Ihr Sechziger-Völkchen, ihr seid erstaunlich. Ich liebe euch! Du kannst hingehen wo du willst – wie wär's mit der Mongolei? Du gehst irgendwo ins letzte Dorf in der hintersten Mongolei, schon kommt einer, etwa in deinem Alter, macht ein V-Zeichen mit den Fingern und grölt: „Was ist dein Sternzeichen, Mann?“, oder er singt „In-A-Gadda-Da-Vida“, Note für Note. Thomas Pynchon

Sie sind überall. Aber nirgendwo sind sie so zahlreich wie hier in Eugene, der Hippiemetropole Amerikas. Hier ist es bunt und naturnah und bewußtseinserweitert. Hier kann man bewegte Zeit im Stillstand sehen oder auch: Stillstand in Bewegung. Hier sind die Sechziger nicht bloß Folklore – wie etwa beim alljährlichen Spreewaldplatzfest in Berlins Kreuzberg –, und sie sind auch nicht auf dem Weg in Amt und Würden und tauschten frühzeitig den Joint gegen die Ludwig-Erhard-Zigarre. Nein, das Sechziger-Völkchen in Eugene, der zweitgrößten Stadt in Oregon, ist so lebendig, bewegt und wach wie einst: Kein Tag ohne kleinen Protestmarsch, kein Tag ohne Resolution, ohne Petition, ohne Erregung.

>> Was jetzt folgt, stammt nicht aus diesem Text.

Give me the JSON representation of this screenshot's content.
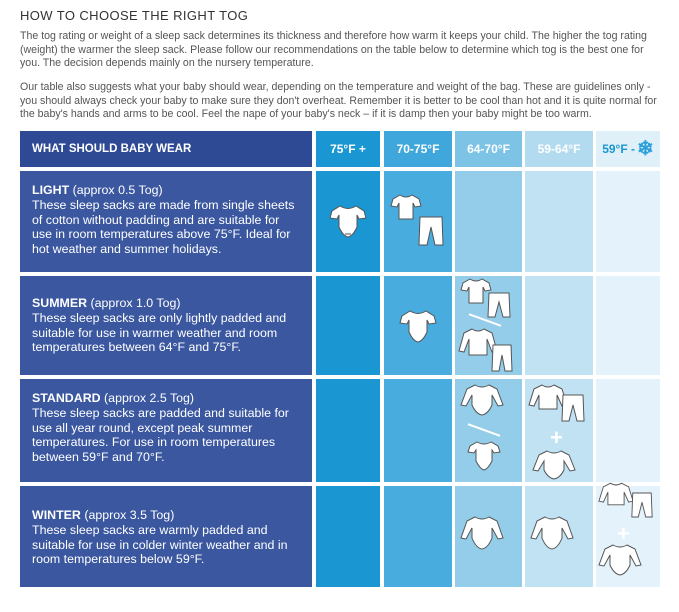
{
  "heading": "HOW TO CHOOSE THE RIGHT TOG",
  "intro": {
    "p1": "The tog rating or weight of a sleep sack determines its thickness and therefore how warm it keeps your child. The higher the tog rating (weight) the warmer the sleep sack. Please follow our recommendations on the table below to determine which tog is the best one for you. The decision depends mainly on the nursery temperature.",
    "p2": "Our table also suggests what your baby should wear, depending on the temperature and weight of the bag. These are guidelines only - you should always check your baby to make sure they don't overheat. Remember it is better to be cool than hot and it is quite normal for the baby's hands and arms to be cool. Feel the nape of your baby's neck – if it is damp then your baby might be too warm."
  },
  "table": {
    "corner_label": "WHAT SHOULD BABY WEAR",
    "columns": [
      "75°F +",
      "70-75°F",
      "64-70°F",
      "59-64°F",
      "59°F -"
    ],
    "column_colors": [
      "#1a96d2",
      "#3fa7dc",
      "#7cc3e6",
      "#b3dbf0",
      "#dff0f9"
    ],
    "snowflake_icon": "snowflake-icon",
    "rows": [
      {
        "name": "LIGHT",
        "tog": " (approx 0.5 Tog)",
        "desc": "These sleep sacks are made from single sheets of cotton without padding and are suitable for use in room temperatures above 75°F. Ideal for hot weather and summer holidays."
      },
      {
        "name": "SUMMER",
        "tog": " (approx 1.0 Tog)",
        "desc": "These sleep sacks are only lightly padded and suitable for use in warmer weather and room temperatures between 64°F and 75°F."
      },
      {
        "name": "STANDARD",
        "tog": " (approx 2.5 Tog)",
        "desc": "These sleep sacks are padded and suitable for use all year round, except peak summer temperatures. For use in room temperatures between 59°F and 70°F."
      },
      {
        "name": "WINTER",
        "tog": " (approx 3.5 Tog)",
        "desc": "These sleep sacks are warmly padded and suitable for use in colder winter weather and in room temperatures below 59°F."
      }
    ],
    "plus_sign": "+"
  }
}
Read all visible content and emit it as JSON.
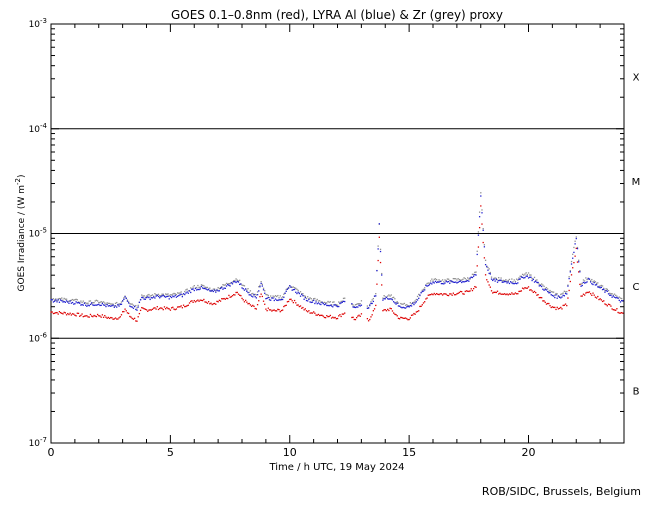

Seit Ken Kesey, Autor des Kultbuches „Einer flog übers Kuckucksnest“, zusammen mit seinen Merry Pranksters auf ihrer legendären Sixties-Reise 1964 mit Leuten wie Timothy Leary und Tom Wolfe von Eugene aus aufbrach, das Bewußtsein der Welt mit LSD, Musik und guten Büchern zu erweitern, seitdem sammeln sich in Eugene engagierte und lebensfrohe Hippies aus ganz Nordamerika: erstens, um die Welt ein wenig besser zu machen, und zweitens, um hier ein gutes Leben zu führen zusammen mit Leuten, die so denken wie man selbst.

Doch es gibt hier auch den Durchschnittsamerikaner. Aber der ist seit gut einem Jahr erheblich „mitaktiviert“. Damals sprühten Polizisten Baumschützer mit Tränengas aus zum Abholzen freigegebenen Ahornbäumen, mitten in der Stadt. Die Baumschützer wollten nicht weichen, die Polizei verhaftete sie ebenso wahllos wie Passanten, Journalisten und Anwohner und ließ die alten Bäume fällen, damit da ein Riesenparkplatz planiert werde. Seitdem erfährt die Hippiegemeinde der Stadt große Unterstützung. Um das „Baum- Massaker“, wie das einschneidende Ereignis seitdem genannt wird, nicht zu vergessen, feiert man regelmäßig Gedenkgottesdienste zu Ehren der 40 gefallenen Bäume vom Broadway Place. Da kommen dann alle in Schwarz und verteilen Schilder an den Bäumen der Stadt, auf denen steht: „I'm a tree – love me, don't cut me.“ Und es spielt die lokale Kultband „Crimes Against The State“.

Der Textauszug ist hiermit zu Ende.